Dataset
The data set consists C-programs obtained from the GNU GCC repo (I'm somewhat sure) and the ID-sofware repo. Each program is of varying length. We call a tokenized C program a sample. A program limit of 5000 tokens have been included - we discard longer programs for now (not to mention empty programs). So the stats for the dataset is:
data processed, stats:
nr prgs : 387
avg len : 1634
var len : 1430
max len : 4947
min len : 9
discarded len : 144
Data Preparation
We tokenize each C program: we transform it into a list of tokens, now it is a sample. We store all samples in a json-file. This is done in process_data.py. Then we load them and split them into a training set and a test set. This is supervised learning: each sample is a pair of the original input and the same but rotated to the right and padded with an <eof> token. For the program described on the page before this we have original as:
@ident
@ident
(
)
{
@ident
(
@string
)
;
}
And we have rotated and padded as:
@ident
(
)
{
@ident
(
@string
)
;
}
<eof>
The original sample we see as a data point \( x \), that is the input of the network. The padded and rotated version we see as a target \( y \). This is the true value, what we want the prediction to match.
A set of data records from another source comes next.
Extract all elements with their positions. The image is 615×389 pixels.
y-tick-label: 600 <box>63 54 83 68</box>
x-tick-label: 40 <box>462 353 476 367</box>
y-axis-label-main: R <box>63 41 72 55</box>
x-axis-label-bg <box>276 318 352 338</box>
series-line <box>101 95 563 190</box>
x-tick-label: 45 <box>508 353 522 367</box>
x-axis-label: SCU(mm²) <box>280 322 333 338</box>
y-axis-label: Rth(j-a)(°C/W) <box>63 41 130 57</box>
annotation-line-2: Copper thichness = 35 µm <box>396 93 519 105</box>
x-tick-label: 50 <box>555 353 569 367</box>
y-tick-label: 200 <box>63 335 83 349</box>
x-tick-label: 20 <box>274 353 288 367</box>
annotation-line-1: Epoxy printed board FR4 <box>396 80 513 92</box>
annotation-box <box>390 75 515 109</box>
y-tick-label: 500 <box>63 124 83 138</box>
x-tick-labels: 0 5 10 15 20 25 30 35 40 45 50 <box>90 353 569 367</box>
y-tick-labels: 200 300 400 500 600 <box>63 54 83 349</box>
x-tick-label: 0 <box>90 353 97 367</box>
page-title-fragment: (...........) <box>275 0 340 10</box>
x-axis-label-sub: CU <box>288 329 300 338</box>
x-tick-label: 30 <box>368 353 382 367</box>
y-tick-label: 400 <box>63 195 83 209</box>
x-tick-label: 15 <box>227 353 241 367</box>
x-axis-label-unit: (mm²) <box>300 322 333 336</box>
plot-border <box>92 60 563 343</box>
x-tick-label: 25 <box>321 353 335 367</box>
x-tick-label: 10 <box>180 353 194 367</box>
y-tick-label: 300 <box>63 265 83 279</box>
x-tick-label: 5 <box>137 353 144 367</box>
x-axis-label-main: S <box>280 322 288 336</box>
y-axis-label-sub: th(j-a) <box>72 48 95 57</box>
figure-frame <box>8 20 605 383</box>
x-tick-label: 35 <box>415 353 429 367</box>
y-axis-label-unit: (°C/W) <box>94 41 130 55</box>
We have the following stats of the train/test data. Here the \( vocab \) is just a set of tokens that have been seen in the C files. For example we most likely have \( @num \in vocab \). Now:
vocab size : 118
dataset size : 387
train-set size : 310
test-set size : 77
train-set ratio : 0.8010335917312662
Cross validation has been used. So the training set has been divided into \( k = 10 \): 9/10 for training and 1/10 for validation. We have the following split sizes for each epoch:
train_split length : 279 val_split length : 31Make a note
One thing to note about this parser: it is bound to learn the coding style of the coder - at least to some degree. Looking through the original programs I have noticed a lot of one line functions. These contains one return statement and nothing else. Furthermore a lot of #include and #define statements are in the top of each program. This might have impact on the parser. It might develop a believe that functions are most likely one liners. This is left as a note. One can just use a different dataset with a different coding style to have a different parser.